Entre o discurso cavernícola dos economistas de serviço, que por acaso até não eram os mesmos do costume, e a mítica ideia de Europa, alimentada por um discurso aparentemente crítico, mas na realidade incapaz de compreender o que realmente se passa, tudo acaba, como sempre, na inevitável convergência sobre a necessidade de “rever” as leis do trabalho e a constatação da incapacidade de tomar “as medidas que se impõem”.
Criados no pensamento único, apesar de alguns terem protagonizado dentro dessa unicidade uma reviravolta coperniciana que os fez passar directamente de Mao Tse Tung para Milton Friedman, estes nossos comentadores foram “educados” num clima político e social tributário do pensamento neoliberal em luta contra o trabalho como factor de produção organizado. Tudo o que possa desagregar e isolar o trabalhador é bom para a economia, sem que sequer lhes passe pela cabeça saber quais as reais consequências desse constante e progressivo empobrecimento da grande maioria, ou seja, de quem trabalha a um nível de retribuição médio-baixo. Isso não importa. O que interessa é que o lucro aumente e, eventualmente, a economia cresça, quando cresce, nem que seja só em proveito de alguns.
Logo, as “medidas que se impõem” são as que garantem este resultado, independentemente das consequências.
Este é o primeiro grande preconceito. Entender que o que é bom para a economia é algo que tecnicamente se exprime numa maior taxa de lucro e, eventualmente, numa taxa de crescimento, independentemente do modo como essa riqueza se redistribui, constitui um grave erro que a actual situação dramaticamente ilustra, além de ter como consequência um resultado socialmente inaceitável.
É claro que não percebendo isto os “nossos comentadores” nunca irão perceber por que há divida e défice ou, quando muito, irão, como Cavaco, imputar essa responsabilidade ao desregramento comportamental dos diversos agentes económicos, situem-se eles no Estado, na direcção das empresas ou pura e simplesmente no plano do consumo! Enfim, tudo consequência de comportamentos que um “homem certinho” jamais teria!

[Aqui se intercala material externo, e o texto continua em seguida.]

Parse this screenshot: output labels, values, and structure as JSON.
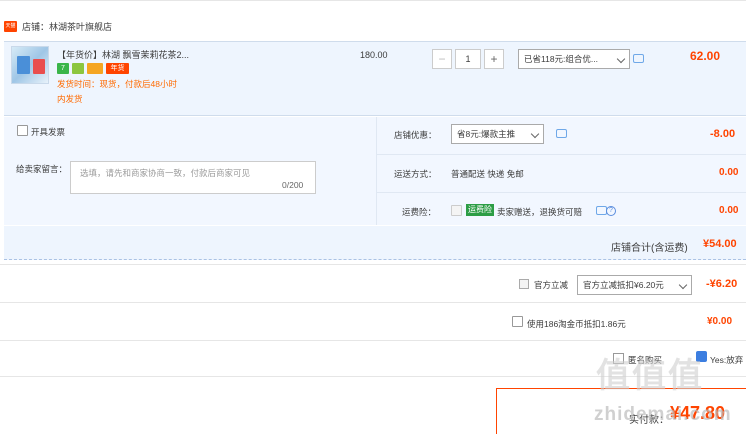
{
  "shop": {
    "tag": "天猫",
    "name": "店铺：林湖茶叶旗舰店"
  },
  "item": {
    "title": "【年货价】林湖 飘雪茉莉花茶2...",
    "badges": [
      "7",
      "",
      "",
      "年货"
    ],
    "ship_line1": "发货时间：现货，付款后48小时",
    "ship_line2": "内发货",
    "unit_price": "180.00",
    "quantity": "1",
    "dec_label": "−",
    "inc_label": "+",
    "discount_select": "已省118元:组合优...",
    "total": "62.00"
  },
  "options": {
    "invoice_label": "开具发票",
    "shop_discount_label": "店铺优惠：",
    "shop_discount_select": "省8元:爆款主推",
    "shop_discount_value": "-8.00",
    "message_label": "给卖家留言：",
    "message_placeholder": "选填，请先和商家协商一致，付款后商家可见",
    "message_count": "0/200",
    "shipping_label": "运送方式：",
    "shipping_value": "普通配送 快递 免邮",
    "shipping_cost": "0.00",
    "insurance_label": "运费险：",
    "insurance_badge": "运费险",
    "insurance_text": "卖家赠送，退换货可赔",
    "insurance_cost": "0.00",
    "help_icon_label": "?"
  },
  "shop_total": {
    "label": "店铺合计(含运费)",
    "value": "¥54.00"
  },
  "platform": {
    "label": "官方立减",
    "select": "官方立减抵扣¥6.20元",
    "value": "-¥6.20"
  },
  "coins": {
    "label": "使用186淘金币抵扣1.86元",
    "value": "¥0.00"
  },
  "footer": {
    "left_label": "匿名购买",
    "right_label": "Yes:放弃"
  },
  "payment": {
    "label": "实付款：",
    "value": "¥47.80"
  },
  "watermark": {
    "main": "值值值",
    "sub": "zhidemai.com"
  }
}
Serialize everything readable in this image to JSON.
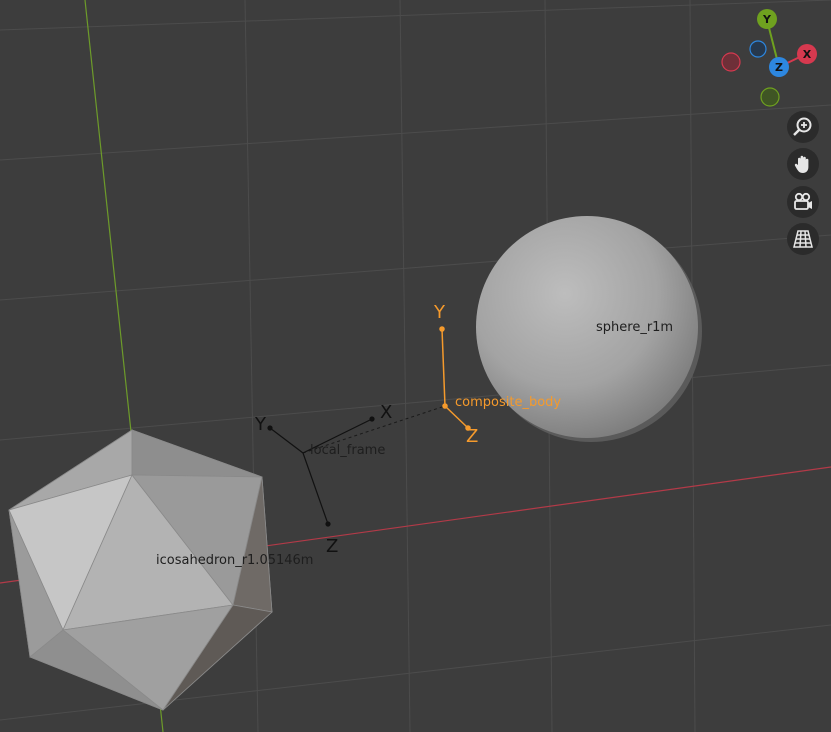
{
  "colors": {
    "background": "#3d3d3d",
    "grid": "#4f4f4f",
    "x_axis": "#b33a48",
    "y_axis": "#6d9b2a",
    "selected": "#f59a2c",
    "empty_unselected": "#111111",
    "gizmo_x": "#d6394f",
    "gizmo_y": "#6fa11f",
    "gizmo_z": "#2d87e0",
    "nav_button_bg": "#2b2b2b"
  },
  "viewport": {
    "objects": {
      "sphere_label": "sphere_r1m",
      "icosahedron_label": "icosahedron_r1.05146m",
      "composite_label": "composite_body",
      "local_frame_label": "local_frame"
    },
    "composite_axes": {
      "x": "",
      "y": "Y",
      "z": "Z"
    },
    "local_frame_axes": {
      "x": "X",
      "y": "Y",
      "z": "Z"
    }
  },
  "gizmo": {
    "x_label": "X",
    "y_label": "Y",
    "z_label": "Z"
  },
  "nav_buttons": [
    {
      "icon": "zoom-icon",
      "tooltip": ""
    },
    {
      "icon": "hand-pan-icon",
      "tooltip": ""
    },
    {
      "icon": "camera-icon",
      "tooltip": ""
    },
    {
      "icon": "grid-ortho-icon",
      "tooltip": ""
    }
  ]
}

No caso português, o preconceito acima aludido é tão grande que nem sequer lhes permite ver aquilo que as matemáticas demonstram: os salários em Portugal não só não subiram acima da competitividade da economia, como tão-pouco são os seus custos os que, proporcionalmente, mais oneram o custo final do produto, não advindo do custo desse factor de produção a perda de competitividade das empresas.
A segunda questão que os “comentadores oficiais” tratam como uma questão técnica, embora frequentemente a refiram como questão política, é a Europa, melhor dizendo a União Europeia.
Deixando de lado a questão da Europa em toda a sua complexidade, e atendendo apenas à questão da dívida, é preciso perceber que o que neste momento está em jogo é saber se a sua reestruturação (sim, porque a dívida não poderá deixar de, mais tarde ou mais cedo, ser reestruturada) se vai fazer sob a “égide dos devedores” ou sob a “égide dos credores”. E é isto e nada mais que explica a posição da Alemanha.
A própria actuação do BCE, ao contrário do que vulgarmente se pretende fazer crer, prossegue este mesmo objectivo, com uma nuance: a de salvar os grandes devedores dos grandes credores à custa dos contribuintes dos países endividados.
A divergência que possa haver entre o BCE e a Alemanha não tem a ver com os objectivos prosseguidos, que são os mesmos, mas com as consequências que podem resultar da opção por ele adoptada para os atingir. Por outras palavras, a Alemanha receia que a actuação do BCE provoque inflação. E, entre outras consequências socialmente inconvenientes, os credores perdem com a inflação.
Portanto, é completamente falso que o BCE esteja a “ajudar” Portugal (ou outro país) ao comprar dívida no mercado secundário. Quem o BCE está a ajudar são os grandes devedores dos grandes credores à custa dos contribuintes, aos quais, reflexamente, acaba por conceder uma pequena folga quando comparado o resultado da sua actuação com o que resultaria de uma actuação pura e dura como a que o Bundesbank propõe e Merkel defende!
Mas é ainda importante que se diga, principalmente numa altura em que ninguém o diz, que o Fundo de Estabilização Financeira, vulgo "FMI", tanto na sua versão rígida (a actual) como na versão flexível (a proposta por alguns) não resolve qualquer problema, como já se está a ver com a Grécia e com a Irlanda. De facto, os efeitos normalmente associados à intervenção do "FMI" - contracção orçamental, desvalorização, inflação, crescimento - não se verificarão na zona euro. Apenas ocorrererá o primeiro que isoladamente considerado nunca poderá gerar crescimento, mas apenas e só recessão. E sem crescimento e com empréstimos a uma "benemérita" taxa de juro de cerca de 6% - que é a do FEF - jamais a dívida poderá ser paga ou sequer aliviada.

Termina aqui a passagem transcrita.